After returning stateside, Paul couldn’t get comfortable. Civilian life didn’t make much sense anymore, and the anti-war sentiment that had been building portrayed soldiers as criminals. He was a stranger in a strange land.
“I was resentful, because I had been out there and risked my life for my country,” he said. “But when I returned home to the states, it wasn’t good. It wasn’t like nowadays, where they appreciate your efforts in war. It was like: ‘You shouldn’t have been there; you shouldn’t have gone; you’re a bad person; you’re a baby killer; you’re a murderer.’”
Those criticisms faded over time, and Paul — in his own way — tried to let go of the pain.
“I kind of disappeared,” he said. “I wanted to forget that I was there and just lock the door on the past. It doesn’t exist anymore – it doesn’t matter.”
Since then, most of his military benefits have dried up, at times making it hard to survive in an increasingly costly world. After recovering from the initial shock of returning home from war, he pursued a career in electronics.
By the time the war ended in 1975, video games were becoming popular and Paul’s friend helped him get a job at Atari. He was living in Tampa, but after five or six years working in the industry, he and some coworkers decided to go on a road trip across North America.
“We traveled the Appalachian Trail and all kinds of stuff, because it was cheap to travel back then,” he said. “But by the time we got to Salt Lake City, we were running low on funds. So we dead-ended there and started looking for jobs.”
Paul found a job as an electrical engineer at a pinball company, troubleshooting and repairing machines. After proving himself, the company offered him a job at a distribution facility in Denver, and he lived there for a few years before joining his mother in Reno, Nevada.
He later worked in Silicon Valley and across the U.S. – everywhere from California and Arizona to Texas and along the East Coast. He worked on computers, robotics and other advanced machines.
“They kept sending me places until I got a call from my brother that my mother had died,” he said. “I don’t feel things like other people do. But I really felt my mom’s death.”
After losing his mother, he stayed with family in Colorado Springs until his brother suffered a massive stroke and died, leaving Paul with nowhere else to go.
“It was that simple,” he said. “That’s how I became homeless.”
He stayed in hotels and wandered from place to place until ending up in the hospital with a dislocated elbow. When he was discharged, hospital staff sent him to Springs Rescue Mission.
“It was cold and snowing and I didn’t have a place to go,” he said. “I think they felt sorry for me, so they sent me here.”

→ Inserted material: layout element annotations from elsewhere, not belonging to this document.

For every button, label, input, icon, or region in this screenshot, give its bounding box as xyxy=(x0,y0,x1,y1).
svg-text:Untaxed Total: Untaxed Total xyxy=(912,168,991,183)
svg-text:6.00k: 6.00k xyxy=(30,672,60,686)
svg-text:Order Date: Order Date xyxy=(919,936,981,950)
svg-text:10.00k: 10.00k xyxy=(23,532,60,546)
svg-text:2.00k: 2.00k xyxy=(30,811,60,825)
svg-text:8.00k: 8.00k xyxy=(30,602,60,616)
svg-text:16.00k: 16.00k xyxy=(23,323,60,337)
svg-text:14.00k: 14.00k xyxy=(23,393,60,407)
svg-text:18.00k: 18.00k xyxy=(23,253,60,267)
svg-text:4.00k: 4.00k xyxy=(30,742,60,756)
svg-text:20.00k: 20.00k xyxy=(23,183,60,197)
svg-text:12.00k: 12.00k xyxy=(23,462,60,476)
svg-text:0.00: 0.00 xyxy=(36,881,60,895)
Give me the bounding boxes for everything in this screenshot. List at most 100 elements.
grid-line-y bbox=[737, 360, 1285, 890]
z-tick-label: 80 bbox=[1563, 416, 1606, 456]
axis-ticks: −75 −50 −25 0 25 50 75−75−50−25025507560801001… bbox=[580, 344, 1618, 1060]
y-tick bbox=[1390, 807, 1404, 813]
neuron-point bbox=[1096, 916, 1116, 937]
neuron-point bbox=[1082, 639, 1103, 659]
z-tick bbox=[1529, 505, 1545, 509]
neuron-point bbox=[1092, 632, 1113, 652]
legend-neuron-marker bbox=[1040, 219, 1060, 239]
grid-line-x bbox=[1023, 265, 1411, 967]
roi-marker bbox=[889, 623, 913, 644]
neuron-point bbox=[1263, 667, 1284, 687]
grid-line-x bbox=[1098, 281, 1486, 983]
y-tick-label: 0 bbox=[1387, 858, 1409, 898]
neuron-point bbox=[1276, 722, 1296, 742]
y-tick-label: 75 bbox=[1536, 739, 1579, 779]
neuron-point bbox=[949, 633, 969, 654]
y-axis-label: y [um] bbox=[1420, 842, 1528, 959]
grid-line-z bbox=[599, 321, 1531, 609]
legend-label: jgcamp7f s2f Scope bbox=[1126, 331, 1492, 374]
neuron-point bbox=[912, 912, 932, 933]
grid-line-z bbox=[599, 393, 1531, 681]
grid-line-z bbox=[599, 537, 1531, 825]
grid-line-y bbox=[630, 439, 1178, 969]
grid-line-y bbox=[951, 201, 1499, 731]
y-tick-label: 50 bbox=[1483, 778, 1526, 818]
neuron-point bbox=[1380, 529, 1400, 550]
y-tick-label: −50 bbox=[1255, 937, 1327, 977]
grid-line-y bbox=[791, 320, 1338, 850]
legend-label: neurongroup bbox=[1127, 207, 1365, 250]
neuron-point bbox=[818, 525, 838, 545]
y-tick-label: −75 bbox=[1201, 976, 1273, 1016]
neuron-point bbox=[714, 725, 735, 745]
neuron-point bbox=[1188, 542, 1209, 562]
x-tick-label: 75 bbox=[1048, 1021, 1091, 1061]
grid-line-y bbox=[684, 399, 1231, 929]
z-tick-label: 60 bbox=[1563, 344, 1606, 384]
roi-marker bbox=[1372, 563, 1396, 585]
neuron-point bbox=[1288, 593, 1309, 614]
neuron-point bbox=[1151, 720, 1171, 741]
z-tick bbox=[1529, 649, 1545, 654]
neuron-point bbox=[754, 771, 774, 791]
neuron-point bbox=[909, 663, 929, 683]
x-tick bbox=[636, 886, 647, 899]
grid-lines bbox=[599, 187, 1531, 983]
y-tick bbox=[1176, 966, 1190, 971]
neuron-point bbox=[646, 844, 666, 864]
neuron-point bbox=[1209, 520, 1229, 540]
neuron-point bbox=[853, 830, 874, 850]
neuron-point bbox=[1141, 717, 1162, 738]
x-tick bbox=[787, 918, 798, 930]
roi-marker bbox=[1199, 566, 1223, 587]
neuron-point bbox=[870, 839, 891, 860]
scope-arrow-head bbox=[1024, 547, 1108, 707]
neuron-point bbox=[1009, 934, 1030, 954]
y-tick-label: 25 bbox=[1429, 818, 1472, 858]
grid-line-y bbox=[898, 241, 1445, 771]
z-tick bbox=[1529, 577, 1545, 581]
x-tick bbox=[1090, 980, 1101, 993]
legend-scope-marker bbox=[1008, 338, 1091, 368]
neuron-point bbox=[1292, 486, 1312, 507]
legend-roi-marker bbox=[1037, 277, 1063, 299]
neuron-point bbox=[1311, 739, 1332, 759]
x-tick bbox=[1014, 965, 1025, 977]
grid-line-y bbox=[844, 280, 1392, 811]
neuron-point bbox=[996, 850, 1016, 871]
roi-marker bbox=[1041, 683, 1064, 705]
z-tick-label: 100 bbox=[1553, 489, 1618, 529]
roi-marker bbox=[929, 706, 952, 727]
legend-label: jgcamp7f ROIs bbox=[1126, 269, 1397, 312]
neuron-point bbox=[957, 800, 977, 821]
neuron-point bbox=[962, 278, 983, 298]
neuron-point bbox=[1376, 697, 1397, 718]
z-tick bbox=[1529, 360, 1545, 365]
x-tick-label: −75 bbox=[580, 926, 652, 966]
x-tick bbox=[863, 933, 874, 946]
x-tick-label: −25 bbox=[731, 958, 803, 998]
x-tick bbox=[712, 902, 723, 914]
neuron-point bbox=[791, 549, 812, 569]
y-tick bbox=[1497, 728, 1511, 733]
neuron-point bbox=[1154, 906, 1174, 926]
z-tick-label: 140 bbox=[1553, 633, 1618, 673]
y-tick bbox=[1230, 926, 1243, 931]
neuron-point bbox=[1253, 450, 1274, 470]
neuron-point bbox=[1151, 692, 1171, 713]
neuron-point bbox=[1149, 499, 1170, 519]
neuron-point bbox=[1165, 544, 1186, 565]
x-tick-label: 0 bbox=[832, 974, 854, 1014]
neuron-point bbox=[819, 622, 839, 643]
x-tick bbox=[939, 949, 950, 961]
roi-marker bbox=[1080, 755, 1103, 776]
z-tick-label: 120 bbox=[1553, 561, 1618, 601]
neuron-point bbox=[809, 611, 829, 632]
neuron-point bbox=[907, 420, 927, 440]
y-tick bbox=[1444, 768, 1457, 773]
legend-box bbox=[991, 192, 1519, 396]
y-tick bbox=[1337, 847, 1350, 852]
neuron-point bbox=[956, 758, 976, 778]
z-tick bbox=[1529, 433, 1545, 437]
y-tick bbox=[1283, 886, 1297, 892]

Life in a homeless shelter proved challenging for Paul. He was used to sleeping in strange beds in new environments, but it was the lack of privacy that really got to him. He stuck it out and soon became eligible for the Advanced Shelter Program in late 2018, because he was seen to be making progress in his journey out of homelessness. For the first time in years, he was surrounded by a community of people encouraging him to do well in life.
Paul continued his upward trajectory and was approved in November for a bed at Genesis House, a supportive housing program sponsored by Springs Rescue Mission. He once again had a place to slow down and to rest — a home surrounded by support.
Since then, he has made more of an effort to get out of his comfort zone. He goes to appointments at the VA, attends Bible studies and recovery meetings, and he’s even made new friends.
Paul keeps to himself, but he expresses a quiet gratefulness for his newfound home and the people who now surround him. Despite seemingly insurmountable hardships and trauma, Paul is marching forward down the trail to a new life.
* The photos in this story are not of Paul, who wished to keep his appearance anonymous. They are, rather, of another shelter guest at Springs Rescue Mission.